In this thesis a certain estimation problem for nonlinear stochastic dynamical systems in discrete time, known as filtering in the literature, is considered. The objective is to reconstruct the current state of the system by means of observations. The observations are noise corrupted measurements of a function of the state.

In the first chapter we will provide concepts from probability theory necessary to define and investigate the nonlinear filtering problem. The definition of the nonlinear filter is presented in the second section of this chapter.

The second chapter explains in detail why filtering is an extremely difficult problem in a nonlinear context. It turns out that a finite dimensional representation of the filter is possible in very special circumstances, only. This chapter summarizes known results and is intended mainly as a motivation for the necessity of investigating approximation schemes for the nonlinear filter, considered in the following two chapters.

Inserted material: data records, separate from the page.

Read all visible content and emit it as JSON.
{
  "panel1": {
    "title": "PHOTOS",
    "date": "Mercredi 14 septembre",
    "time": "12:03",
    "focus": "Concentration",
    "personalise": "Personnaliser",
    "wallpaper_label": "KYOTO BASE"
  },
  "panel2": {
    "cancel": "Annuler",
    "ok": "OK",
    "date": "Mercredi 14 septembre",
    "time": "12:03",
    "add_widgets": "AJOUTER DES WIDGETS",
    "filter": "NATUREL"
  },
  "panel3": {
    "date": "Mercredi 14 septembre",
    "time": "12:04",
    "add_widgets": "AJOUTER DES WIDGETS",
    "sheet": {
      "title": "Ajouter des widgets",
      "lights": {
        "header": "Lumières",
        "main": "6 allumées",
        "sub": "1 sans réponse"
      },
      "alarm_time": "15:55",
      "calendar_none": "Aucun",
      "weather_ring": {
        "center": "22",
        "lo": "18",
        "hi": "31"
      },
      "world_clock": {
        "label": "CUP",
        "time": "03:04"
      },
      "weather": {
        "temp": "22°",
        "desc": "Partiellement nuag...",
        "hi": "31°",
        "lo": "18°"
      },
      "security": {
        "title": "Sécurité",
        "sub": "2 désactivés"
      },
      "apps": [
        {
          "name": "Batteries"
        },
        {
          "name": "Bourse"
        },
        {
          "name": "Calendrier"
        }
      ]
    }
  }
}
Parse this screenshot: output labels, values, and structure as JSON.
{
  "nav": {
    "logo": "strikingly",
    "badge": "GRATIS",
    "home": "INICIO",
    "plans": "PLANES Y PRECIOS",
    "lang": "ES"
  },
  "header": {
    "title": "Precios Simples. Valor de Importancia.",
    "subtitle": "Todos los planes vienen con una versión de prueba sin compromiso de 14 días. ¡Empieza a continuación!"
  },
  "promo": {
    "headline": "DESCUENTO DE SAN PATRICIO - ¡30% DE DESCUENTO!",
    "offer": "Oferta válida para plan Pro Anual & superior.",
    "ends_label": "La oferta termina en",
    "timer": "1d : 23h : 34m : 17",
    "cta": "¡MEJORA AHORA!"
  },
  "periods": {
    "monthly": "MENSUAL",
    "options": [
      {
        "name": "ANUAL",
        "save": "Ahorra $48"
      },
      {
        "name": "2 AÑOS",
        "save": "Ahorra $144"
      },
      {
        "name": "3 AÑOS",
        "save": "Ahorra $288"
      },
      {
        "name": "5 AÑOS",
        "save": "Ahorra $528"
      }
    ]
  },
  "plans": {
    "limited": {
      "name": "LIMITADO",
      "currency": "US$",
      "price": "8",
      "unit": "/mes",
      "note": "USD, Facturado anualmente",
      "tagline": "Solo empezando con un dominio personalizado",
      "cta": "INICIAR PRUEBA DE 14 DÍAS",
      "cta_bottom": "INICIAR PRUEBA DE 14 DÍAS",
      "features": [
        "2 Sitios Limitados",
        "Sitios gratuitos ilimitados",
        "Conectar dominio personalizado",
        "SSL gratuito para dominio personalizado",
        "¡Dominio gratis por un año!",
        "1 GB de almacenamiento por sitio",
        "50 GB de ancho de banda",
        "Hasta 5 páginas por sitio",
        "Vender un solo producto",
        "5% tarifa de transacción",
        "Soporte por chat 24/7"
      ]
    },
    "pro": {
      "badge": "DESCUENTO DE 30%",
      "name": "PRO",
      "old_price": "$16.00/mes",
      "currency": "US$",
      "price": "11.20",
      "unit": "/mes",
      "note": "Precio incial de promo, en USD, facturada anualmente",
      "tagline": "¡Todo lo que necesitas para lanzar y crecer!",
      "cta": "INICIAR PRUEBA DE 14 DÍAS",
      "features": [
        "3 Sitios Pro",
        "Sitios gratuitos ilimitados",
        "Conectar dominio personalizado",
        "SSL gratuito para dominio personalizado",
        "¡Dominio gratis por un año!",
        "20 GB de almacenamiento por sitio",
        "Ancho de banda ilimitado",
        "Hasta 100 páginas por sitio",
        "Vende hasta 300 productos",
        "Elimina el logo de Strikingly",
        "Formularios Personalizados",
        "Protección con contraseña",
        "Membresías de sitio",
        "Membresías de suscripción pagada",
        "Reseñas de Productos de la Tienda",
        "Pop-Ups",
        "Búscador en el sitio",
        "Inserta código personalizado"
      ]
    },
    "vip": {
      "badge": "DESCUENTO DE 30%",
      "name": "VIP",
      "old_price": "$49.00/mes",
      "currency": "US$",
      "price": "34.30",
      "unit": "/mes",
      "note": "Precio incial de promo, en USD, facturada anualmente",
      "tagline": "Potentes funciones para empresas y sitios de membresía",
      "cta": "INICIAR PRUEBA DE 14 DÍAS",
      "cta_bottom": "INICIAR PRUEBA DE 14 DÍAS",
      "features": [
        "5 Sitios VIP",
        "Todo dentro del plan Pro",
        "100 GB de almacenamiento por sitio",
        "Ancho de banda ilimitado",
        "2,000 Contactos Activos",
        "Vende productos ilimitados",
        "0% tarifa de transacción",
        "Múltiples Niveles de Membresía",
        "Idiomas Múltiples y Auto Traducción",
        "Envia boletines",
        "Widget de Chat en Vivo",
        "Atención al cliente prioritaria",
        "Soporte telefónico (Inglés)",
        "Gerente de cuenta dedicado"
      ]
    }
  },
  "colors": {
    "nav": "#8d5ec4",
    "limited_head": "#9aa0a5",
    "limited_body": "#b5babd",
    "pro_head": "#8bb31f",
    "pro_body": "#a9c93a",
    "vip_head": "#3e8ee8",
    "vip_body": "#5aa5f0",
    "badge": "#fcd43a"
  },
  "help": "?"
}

Numerical approximation methods are then investigated from a general point of view in the third chapter. A general framework to obtain error bounds for approximation schemes is presented. Necessary for this investigation are metrics for probability distributions we will make extensive use of. Furthermore, an essential property of the filter required to give a bounded approximation error turns out to be a negative Lyapunov exponent of the filter dynamics.

The fourth chapter provides some classes of approximation methods. Common to all these methods are projection techniques on parametrized families of probability distributions. This approach was carried out for continuous time systems already by several authors. However, the error analysis carried out in this thesis is, to the best of our knowledge, new.

The last two chapters present (aside from two small sections devoted to a Monte Carlo approach), two interesting and important applications of nonlinear filtering. The first is estimation of an unknown parameter in the dynamics. This problem is very important in all branches of science, and we will present two numerical examples. The second application is reconstruction of a sent message in telecommunications. To this problem a chapter is devoted, including results on the bit error probability obtained using methods from nonlinear filtering theory for a simple transmitter model.

To summarize, the aim of this thesis is threefold. First, to show that filtering of nonlinear dynamical system is a nontrivial and interesting problem from a mathematical point of view, second to show methods to overcome the difficulties arising in applications, and third to show that filtering is not a purely artificial mathematical problem but has a great significance in science and engineering.